Zimbabwean Shangani People Forced to Move

The Shangani people were already displaced in the 1950s and 60s by the colonial government, who reasoned that the areas designated for wildlife had to be protected from local people. (Flickr)

The Shangani people were already displaced in the 1950s and 60s by the colonial government, who reasoned that the areas designated for wildlife had to be protected from local people. (Flickr)

A coalition of environmental and equality groups in Zimbabwe released a statement on March 5 opposing the government’s newly passed Statutory Instrument 50, which ordered more than 2,000 families of the Shangani community in southeastern Chiredzi District to leave their homes and ancestral lands. 

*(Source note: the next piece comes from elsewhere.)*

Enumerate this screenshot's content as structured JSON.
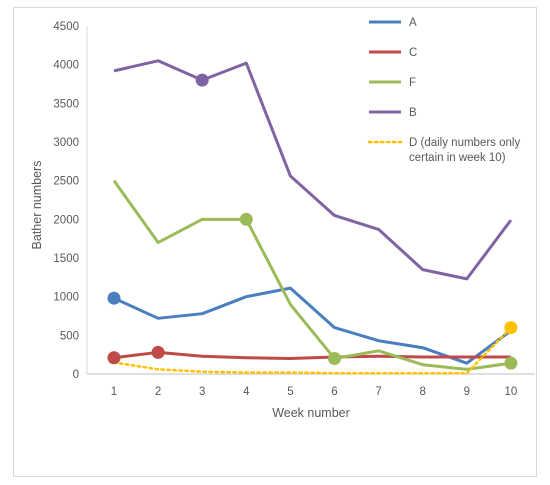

The Green Governance Zimbabwe Trust, a non-governmental organization working in Zimbabwe to promote sustainable environmental management, spearheaded the joint press statement. The other groups involved in producing the statement were the Women’s Academy for Leadership and Political Excellence, the Institute for Community Development in Zimbabwe, the Masvingo Centre for Research, Advocacy and Community Development, the Matabeleland Institute for Human Rights, the Heal Zimbabwe Trust, and Advocates4Earth. 

Their condemnation of the act noted that evicting 2,258 households, consisting of 13,840 people, violates the “fundamental rights and freedoms set out in the Constitution.” The national constitution states in section 71.3 that “no person may be compulsorily deprived of their property except where the following conditions are satisfied,” and then lists applicable situations such as “the deprivation is in terms of a law of general application” and “the deprivation is necessary… in order to develop or use that or any other property for a purpose beneficial to the community.” However, the constitutional violation lies in section 71.3.c.ii which states that adequate compensation is required: such an exchange was not included in the statutory instrument.

The statement later notes that the Shangani people were previously evicted from their homes by the colonial government in the 1950s and 1960s in order to make way for the establishment of Gonarezhou National Park. The government justified such actions by arguing that “animals and humans could not co-exist.” A research article titled “Shangaan eviction experiences from Gonarezhou National Park” related this viewpoint to the racist sentiment that “Western wildlife protection management systems were superior to the wasteful and destructive local conservation practices.” 

However, one key difference between the displacement of the Shangani people in the 50s and 60s versus their displacement today is that, instead of making room for a national park, the land is being turned into a multi-million dollar Lucerne grass farming project to provide food for cows. The grass is in high demand in the export market and the region of Chiredzi is “an ideal place [for] its growth given high temperatures in the area.”

The government advertised this development as ensuring the revival of the livestock sector, but the coalition argued that the benefits of such an improvement in agriculture would not outweigh the Shangani people's loss of their ancestral lands, heritage, and culture.